HeraxDynamite
La primera vez que lo amé, él era mi escudo. Un gigante protector con mejillas sonrojadas bajo el sol de la tarde, que se interponía entre el mundo y mi miedo. Ese amor infantil, platónico y puro, fue la única llama cálida que conocí.
La primera vez que lo odié, él era un espejo deformado de sí mismo. Su ego, tan vasto como el cielo que una vez prometió protegernos, lo convirtió en la misma amenaza que juró combatir. El golpe que le di esa tarde de lluvia no fue solo físico; fue la lápida que puse sobre mi corazón de niña.

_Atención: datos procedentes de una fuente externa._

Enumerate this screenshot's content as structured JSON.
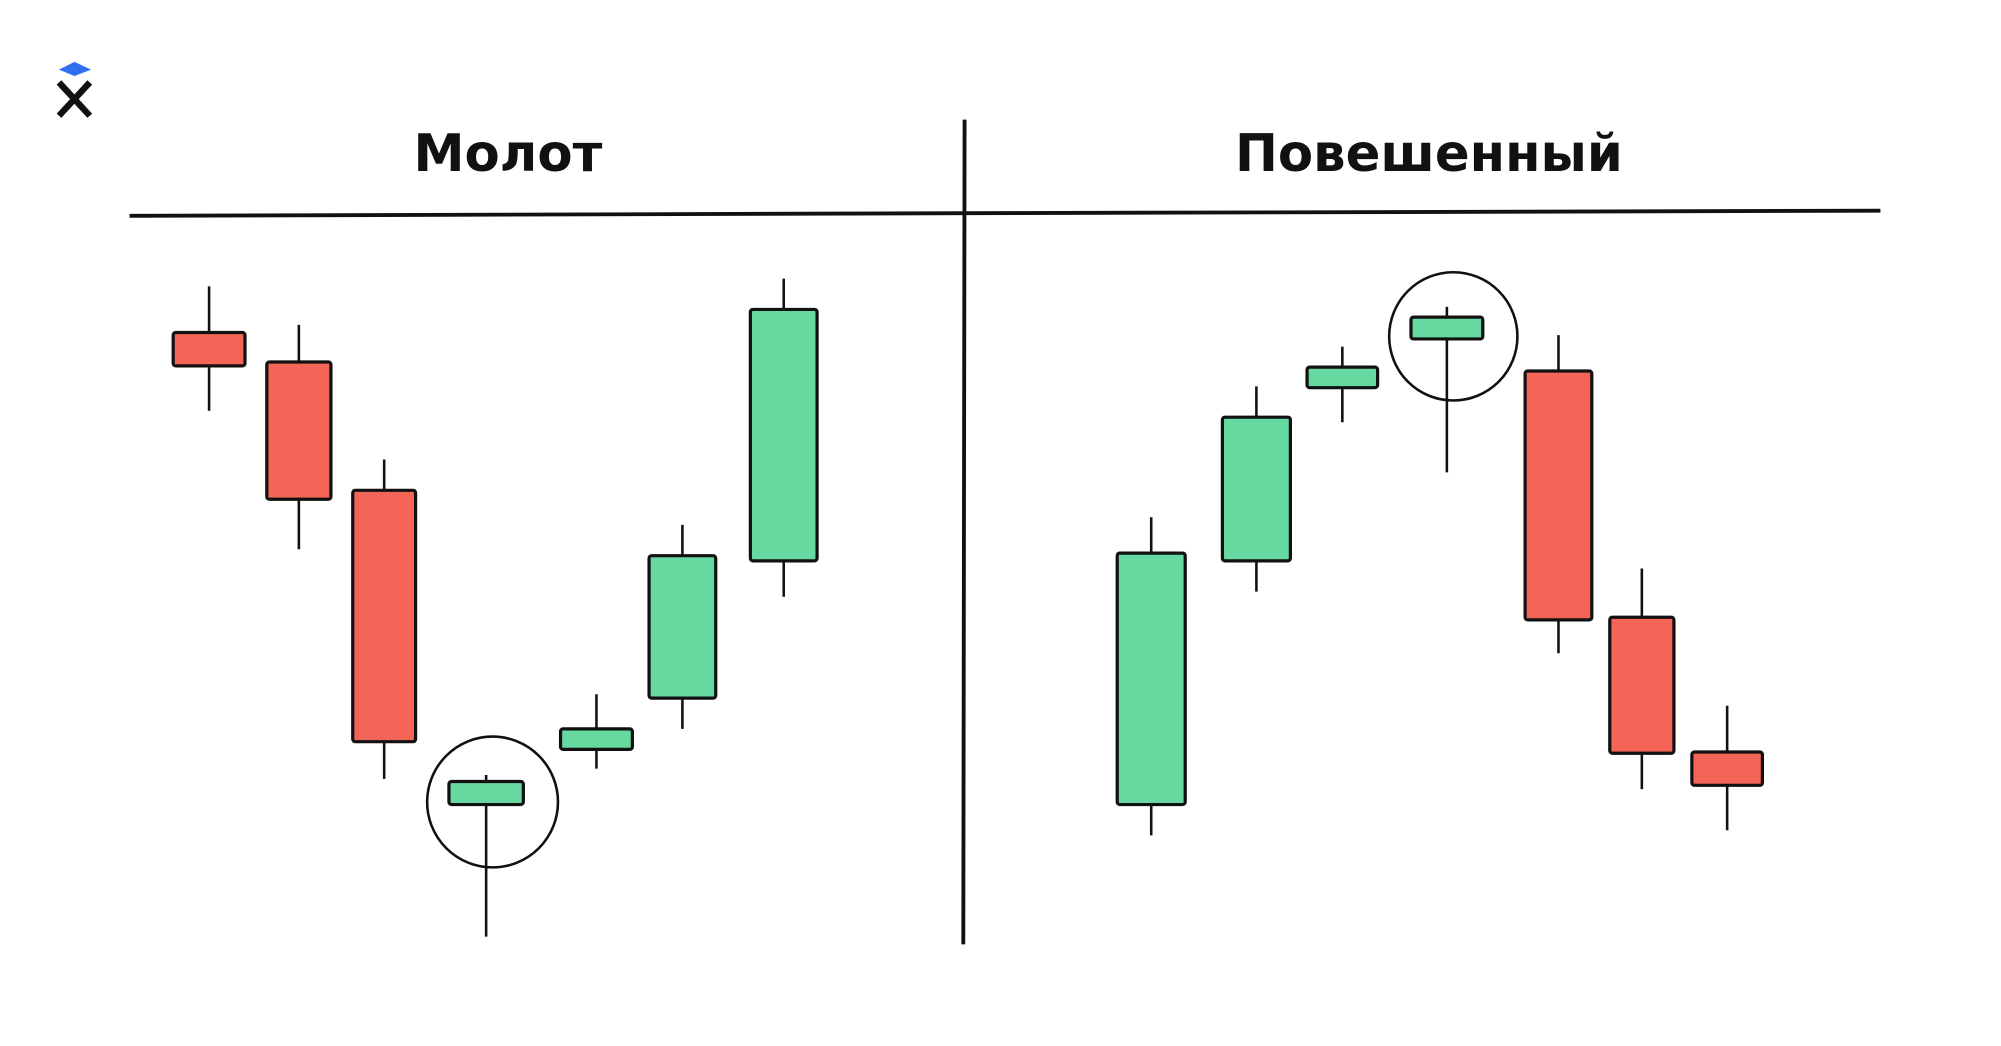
{
  "panels": [
    {
      "title": "Молот"
    },
    {
      "title": "Повешенный"
    }
  ]
}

Creí que la distancia y los años habían convertido ese viejo dolor en ceniza, hasta que volví. No era solo la vergüenza de verlo cometer el mismo error que prometió olvidar; era una punzada profunda, un reconocimiento oscuro que me gritaba que nuestra historia no había terminado, que ese ciclo de protección y traición estaba sellado, no por la voluntad, sino por algo mucho más antiguo y terrible.
Él me miraba como si yo fuera la respuesta a una oración que ni siquiera recordaba haber rezado. Yo, en cambio, lo miraba con el desprecio que solo se puede reservar para quien alguna vez fue el juramento más importante de tu vida. Lo que él no sabía, era que esa promesa, ese juramento, se había hecho dos veces. Y que en la primera ocasión, uno de los dos tuvo que morir para que el mundo pudiera seguir girando.